I could only smile. We are all bound into little boxes by our small lives.
But science is one avenue to go outside a little bit and see the bigger picture.
The gift of awe has just the price of being willing to let go of old and false beliefs.
It's a great bargain!
If pascal wagered it was best to believe in God, I would add Brian's Wager, that we are filled with awe and ecstacy upon discovery, and the cost is only our old dogma.
Posted by: Spence Tepper | June 02, 2019 at 03:57 PM
Of course, he scoffed. Where’s your proof? Just because you believe something to be the truth (or possible), doesn’t make it so.
Just about anything is possible but pointing to articles by others doesn’t make it science or fact either - it makes it a mere hypothesis - a long way from being scientific theory.
Same for Gurinder, you only have your own hypothesis, based on 2nd hand news accounts to go on - the courts will decide based on objective evidence, not you.
Your opinion counts for precisely squat. The regional sec was right to scoff. Isn’t that how you deflate arrogance and sweeping deluded statements? I would just call it what it is - bullshit.
Posted by: Georgy Porgy | June 02, 2019 at 11:14 PM
Dear Spence
We are all bound into little boxes by our small lives.
But science is one avenue to go outside a little bit and see the bigger picture.
The gift of awe has just the price of being willing to let go of old and false beliefs.
Interesting points you made. If only we could identify our false beliefs.
Posted by: Mike England | June 03, 2019 at 01:19 AM
Science!!!
Posted by: anami | June 03, 2019 at 04:35 AM
Georgy,
Science is a great teacher of facts. The fact that this creation is mostly empty space, that you and I are not much more than a few dollars worth of chemicals, is not an issue for debate so long as you are considering facts. It's established.

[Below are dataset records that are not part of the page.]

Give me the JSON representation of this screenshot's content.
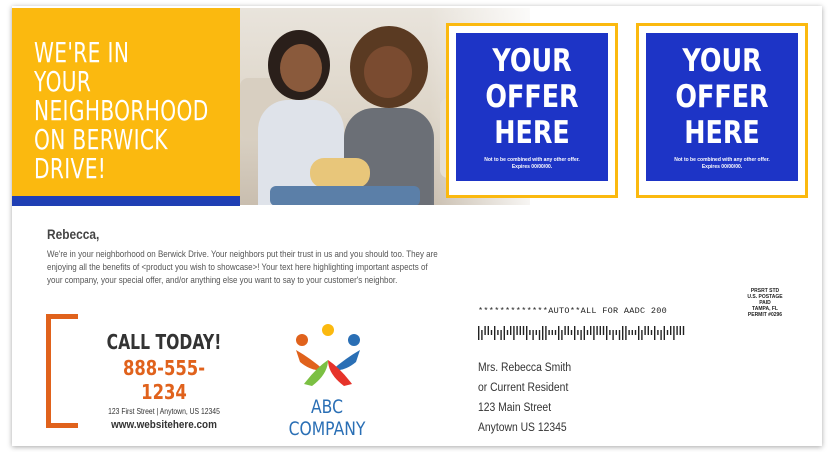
{
  "hero": {
    "title": "WE'RE IN YOUR\nNEIGHBORHOOD\nON BERWICK\nDRIVE!"
  },
  "offers": [
    {
      "title": "YOUR\nOFFER\nHERE",
      "fine_print": "Not to be combined with any other offer.\nExpires 00/00/00."
    },
    {
      "title": "YOUR\nOFFER\nHERE",
      "fine_print": "Not to be combined with any other offer.\nExpires 00/00/00."
    }
  ],
  "letter": {
    "greeting": "Rebecca,",
    "body": "We're in your neighborhood on Berwick Drive. Your neighbors put their trust in us and you should too. They are enjoying all the benefits of <product you wish to showcase>! Your text here highlighting important aspects of your company, your special offer, and/or anything else you want to say to your customer's neighbor."
  },
  "contact": {
    "cta": "CALL TODAY!",
    "phone": "888-555-1234",
    "address": "123 First Street | Anytown, US 12345",
    "website": "www.websitehere.com"
  },
  "company": {
    "name": "ABC COMPANY",
    "logo_colors": [
      "#e0621c",
      "#2a6fb5",
      "#7bc043",
      "#e6332a",
      "#fbb90f"
    ]
  },
  "mailing": {
    "postage": "PRSRT STD\nU.S. POSTAGE\nPAID\nTAMPA, FL\nPERMIT #0296",
    "barcode_line": "*************AUTO**ALL FOR AADC 200",
    "recipient": [
      "Mrs. Rebecca Smith",
      "or Current Resident",
      "123 Main Street",
      "Anytown US 12345"
    ]
  },
  "colors": {
    "yellow": "#fbb90f",
    "blue": "#1d34c6",
    "orange": "#e0621c"
  }
}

The fact that the Dhillon family took fraudulent monies and hasn't repaid is just a matter of hard evidence.
You can ignore what scientists, and auditors, have proven.
You may continue to live in the illusion....
Posted by: Spence Tepper | June 03, 2019 at 10:17 AM
You don’t know your science from our elbow - just believing crap posts that you think are scientific. Those in the know realise they are complete bullshit.
At least do some science if you that interested in it, quantum entanglement in birds - fk this fool is clueless.
Or don’t do it if you don’t want to, but for the love of god done spite some mindless pbs pms report that you know nothing about .
Posted by: Georgy Porgy | June 03, 2019 at 11:55 AM
take a break and listen to this
from Nooran Sisters
punjabi - so english speaking people wont understand it
nooran sisters - bulleh shah qwali
https://www.youtube.com/watch?v=_nqNX6d7MFg&feature=youtu.be
Posted by: Osho Robbins | June 03, 2019 at 11:56 AM
SCIENCE!!!
Posted by: anami | June 03, 2019 at 12:18 PM
Hi Georgy
I guess you will have to take n up your complaint with those who have published on the research into quantum merchanics (in particular entanglement, superimposition and tunneling), specifically the links I provided to articles from Scientific American, Oxford University and Northwestern University.
You are most welcome b to submit your own links, or provide evidence of your own work in these fields b disputing current theory.
Or you can continue living in illusion.